Ce ne fut qu'à la parution du disque que le groupe s'aperçut que le peintre chargé d'en réaliser la pochette avait fait une faute d'ortographe, loupé qu'ils camouflèrent en prétendant que cela faisait partie de leur concept. Sauf que de concept, il n'y avait point, ou bien, il était alors très vague.
En fait, les cinq musiciens racontent ici la fin de tout, d'un monde (
« A Butcher's Tale », sur la première guerre mondiale et indirectement sur celle au Viêt-Nam, chanté par Chris White), d'une romance («
Care Of Cell 44 », où le narrateur s'adresse à sa fiancée, qui est en prison)
et surtout d'une aventure, peut-être pas très belle, mais qui valait le coup, à tel point que sur
« Friends Of Mine », ils remercient tous ceux parmi leurs proches qui les ont suivis et soutenus dès leurs débuts. Mais qu'on ne s'y trompe pas : la gentillesse de ces musiciens n'a jamais tourné à la mièvrerie et il suffit ici d'une seule écoute pour s'en rendre compte.

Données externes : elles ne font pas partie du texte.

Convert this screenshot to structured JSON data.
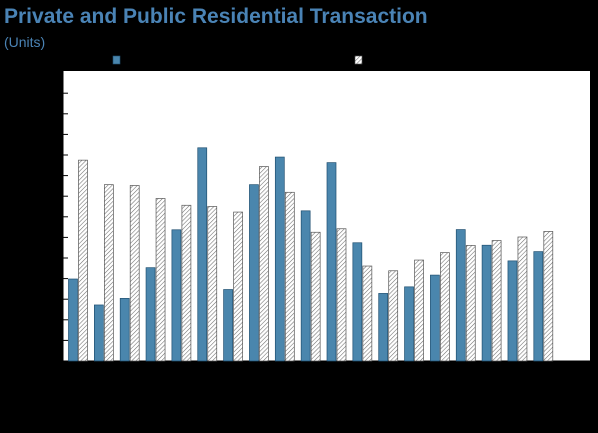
{
  "title": "Private and Public Residential Transaction",
  "subtitle": "(Units)",
  "colors": {
    "background": "#000000",
    "plot_area": "#ffffff",
    "title": "#4a83b5",
    "private_bar_fill": "#4a86ad",
    "private_bar_stroke": "#1f4f70",
    "public_bar_stroke": "#555555"
  },
  "chart_data": {
    "type": "bar",
    "grid": false,
    "legend_position": "top",
    "xlabel": "",
    "ylabel": "",
    "ylim": [
      0,
      100
    ],
    "categories": [
      "",
      "",
      "",
      "",
      "",
      "",
      "",
      "",
      "",
      "",
      "",
      "",
      "",
      "",
      "",
      "",
      "",
      "",
      "",
      ""
    ],
    "series": [
      {
        "pattern": "solid",
        "values": [
          39.8,
          27.2,
          30.4,
          45.3,
          63.7,
          103.5,
          34.7,
          85.6,
          99.0,
          72.9,
          96.3,
          57.4,
          32.8,
          36.0,
          41.7,
          63.8,
          56.2,
          48.6,
          53.1,
          0
        ]
      },
      {
        "pattern": "hatched",
        "values": [
          97.5,
          85.6,
          85.2,
          78.9,
          75.6,
          75.0,
          72.3,
          94.4,
          81.9,
          62.5,
          64.2,
          46.1,
          43.8,
          49.0,
          52.6,
          56.1,
          58.5,
          60.2,
          62.9,
          0
        ]
      }
    ]
  }
}
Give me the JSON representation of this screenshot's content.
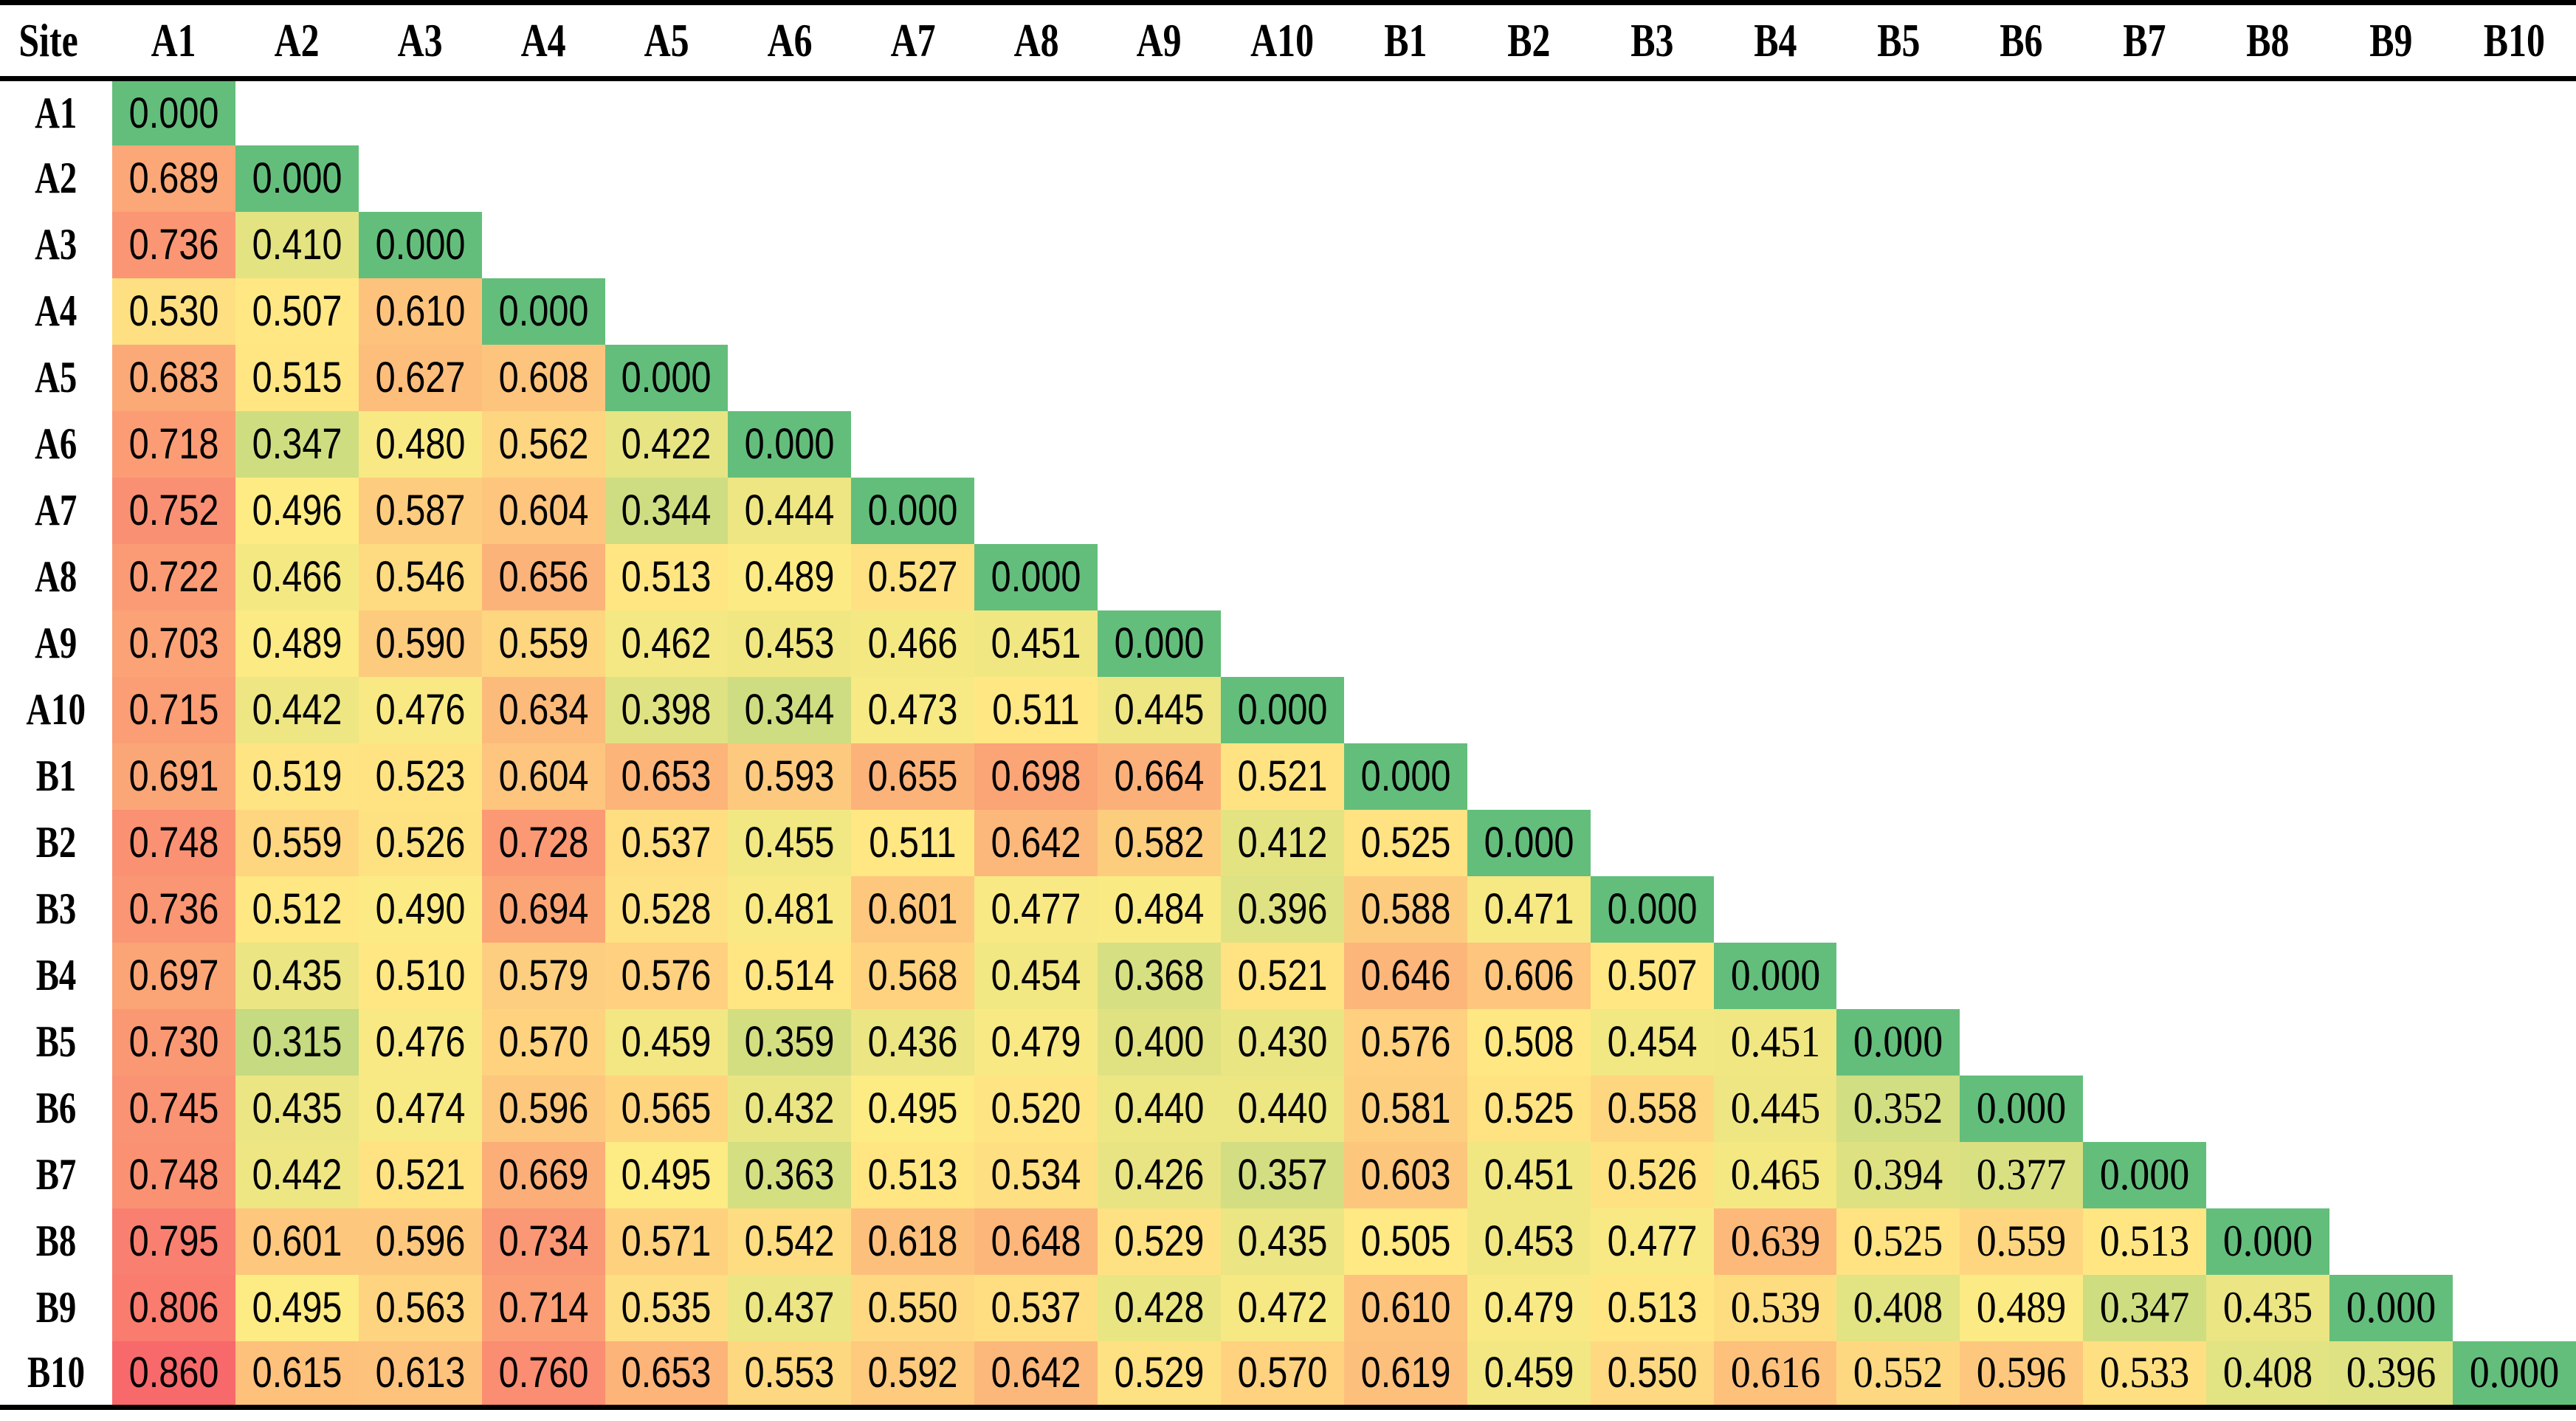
{
  "chart_data": {
    "type": "heatmap",
    "title": "",
    "corner_label": "Site",
    "matrix_shape": "lower-triangular",
    "value_format_decimals": 3,
    "categories": [
      "A1",
      "A2",
      "A3",
      "A4",
      "A5",
      "A6",
      "A7",
      "A8",
      "A9",
      "A10",
      "B1",
      "B2",
      "B3",
      "B4",
      "B5",
      "B6",
      "B7",
      "B8",
      "B9",
      "B10"
    ],
    "serif_from_column": "B4",
    "color_scale": {
      "stops": [
        {
          "value": 0.0,
          "color": "#63BE7B"
        },
        {
          "value": 0.5,
          "color": "#FFEB84"
        },
        {
          "value": 0.86,
          "color": "#F8696B"
        }
      ],
      "empty_color": "#FFFFFF",
      "text_color": "#000000",
      "border_color": "#000000"
    },
    "rows": [
      {
        "label": "A1",
        "values": [
          0.0
        ]
      },
      {
        "label": "A2",
        "values": [
          0.689,
          0.0
        ]
      },
      {
        "label": "A3",
        "values": [
          0.736,
          0.41,
          0.0
        ]
      },
      {
        "label": "A4",
        "values": [
          0.53,
          0.507,
          0.61,
          0.0
        ]
      },
      {
        "label": "A5",
        "values": [
          0.683,
          0.515,
          0.627,
          0.608,
          0.0
        ]
      },
      {
        "label": "A6",
        "values": [
          0.718,
          0.347,
          0.48,
          0.562,
          0.422,
          0.0
        ]
      },
      {
        "label": "A7",
        "values": [
          0.752,
          0.496,
          0.587,
          0.604,
          0.344,
          0.444,
          0.0
        ]
      },
      {
        "label": "A8",
        "values": [
          0.722,
          0.466,
          0.546,
          0.656,
          0.513,
          0.489,
          0.527,
          0.0
        ]
      },
      {
        "label": "A9",
        "values": [
          0.703,
          0.489,
          0.59,
          0.559,
          0.462,
          0.453,
          0.466,
          0.451,
          0.0
        ]
      },
      {
        "label": "A10",
        "values": [
          0.715,
          0.442,
          0.476,
          0.634,
          0.398,
          0.344,
          0.473,
          0.511,
          0.445,
          0.0
        ]
      },
      {
        "label": "B1",
        "values": [
          0.691,
          0.519,
          0.523,
          0.604,
          0.653,
          0.593,
          0.655,
          0.698,
          0.664,
          0.521,
          0.0
        ]
      },
      {
        "label": "B2",
        "values": [
          0.748,
          0.559,
          0.526,
          0.728,
          0.537,
          0.455,
          0.511,
          0.642,
          0.582,
          0.412,
          0.525,
          0.0
        ]
      },
      {
        "label": "B3",
        "values": [
          0.736,
          0.512,
          0.49,
          0.694,
          0.528,
          0.481,
          0.601,
          0.477,
          0.484,
          0.396,
          0.588,
          0.471,
          0.0
        ]
      },
      {
        "label": "B4",
        "values": [
          0.697,
          0.435,
          0.51,
          0.579,
          0.576,
          0.514,
          0.568,
          0.454,
          0.368,
          0.521,
          0.646,
          0.606,
          0.507,
          0.0
        ]
      },
      {
        "label": "B5",
        "values": [
          0.73,
          0.315,
          0.476,
          0.57,
          0.459,
          0.359,
          0.436,
          0.479,
          0.4,
          0.43,
          0.576,
          0.508,
          0.454,
          0.451,
          0.0
        ]
      },
      {
        "label": "B6",
        "values": [
          0.745,
          0.435,
          0.474,
          0.596,
          0.565,
          0.432,
          0.495,
          0.52,
          0.44,
          0.44,
          0.581,
          0.525,
          0.558,
          0.445,
          0.352,
          0.0
        ]
      },
      {
        "label": "B7",
        "values": [
          0.748,
          0.442,
          0.521,
          0.669,
          0.495,
          0.363,
          0.513,
          0.534,
          0.426,
          0.357,
          0.603,
          0.451,
          0.526,
          0.465,
          0.394,
          0.377,
          0.0
        ]
      },
      {
        "label": "B8",
        "values": [
          0.795,
          0.601,
          0.596,
          0.734,
          0.571,
          0.542,
          0.618,
          0.648,
          0.529,
          0.435,
          0.505,
          0.453,
          0.477,
          0.639,
          0.525,
          0.559,
          0.513,
          0.0
        ]
      },
      {
        "label": "B9",
        "values": [
          0.806,
          0.495,
          0.563,
          0.714,
          0.535,
          0.437,
          0.55,
          0.537,
          0.428,
          0.472,
          0.61,
          0.479,
          0.513,
          0.539,
          0.408,
          0.489,
          0.347,
          0.435,
          0.0
        ]
      },
      {
        "label": "B10",
        "values": [
          0.86,
          0.615,
          0.613,
          0.76,
          0.653,
          0.553,
          0.592,
          0.642,
          0.529,
          0.57,
          0.619,
          0.459,
          0.55,
          0.616,
          0.552,
          0.596,
          0.533,
          0.408,
          0.396,
          0.0
        ]
      }
    ]
  }
}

Démotivés mais n'ayant plus rien à perdre, les Zombies, groupe alors considéré comme tout à fait mineur face à la concurrence et qui savait très bien qu'il n'allait pas tarder à tirer sa révérence, enregistrèrent donc aux studios Abbey Road, pendant que les Beatles et les artistes EMI leur en laissaient l'opportunité, un des disques les plus définitifs de son époque, un chant du cygne sans équivalent à ce moment-là (les séparations étaient alors très rares dans le milieu, mais la leur passa presque inaperçue) et qu'ils produisirent eux-mêmes.
A la fin, c'est un condensé de toutes les qualités du rock anglais de l'époque : inventivité et audace permanentes, grande richesse mélodique, exploitation totale des ressources du studio et des avancées technologiques (cf. le mellotron, omniprésent), tout cela mêlé aux apports indirects des formations d'outre-Atlantique comme les rythmiques fortes et les choeurs travaillés, superposés à l'unisson, donnant des harmonies délectables. Ce n'est pas pour autant un disque psychédélique, puisque les thèmes des chansons, toujours concises et d'un format pop, restent terre-à-terre. Ainsi, d'un bout à l'autre, on se retrouve devant quelque chose d'unique, une sorte de miracle, un OVNI qui sonne comme un
Pet Sounds qui aurait été enregistré Abbey Road ou un
Sgt. Pepper's Lonely Hearts Club Band élaboré aux studios Capitol, rien de moins. Sept chansons sont signées Chris White et cinq Rod Argent, tous deux à leur sommet et qui chantent également, mais bien sûr pas aussi bien que Colin Blunstone, toujours inégalable, la douceur et la délicatesse de sa voix arrachant presque des larmes sur
« A Rose For Emily ».
Ignoré, voire dédaigné à sa sortie,
Odessey And Oracle ne dût comme on le sait qu'à l'Américain Al Kooper son succès commercial, puisque cet homme admirable fit pression auprès de CBS pour que l'album paraisse aux Etats-Unis (sur la division Date) et pour que paraisse en 45-tours
« Time Of The Season » (avec son incompréhensible partie de batterie et sa formidable ligne de basse, qui dérive clairement de celle de
« Stand By Me » de Ben E. King).
Ainsi, un an après, il obtint un disque d'or et il est depuis représenté dans tous les palmarès des meilleurs albums de tous les temps des journaux rock, où il se retrouve invariablement dans les premières places. Comme quoi, un succès posthume vaudra toujours mieux que pas de succès du tout. Superbe réédition chez Big Beat en 1998 avec les pressages mono et stéréo accolés sur un seul CD.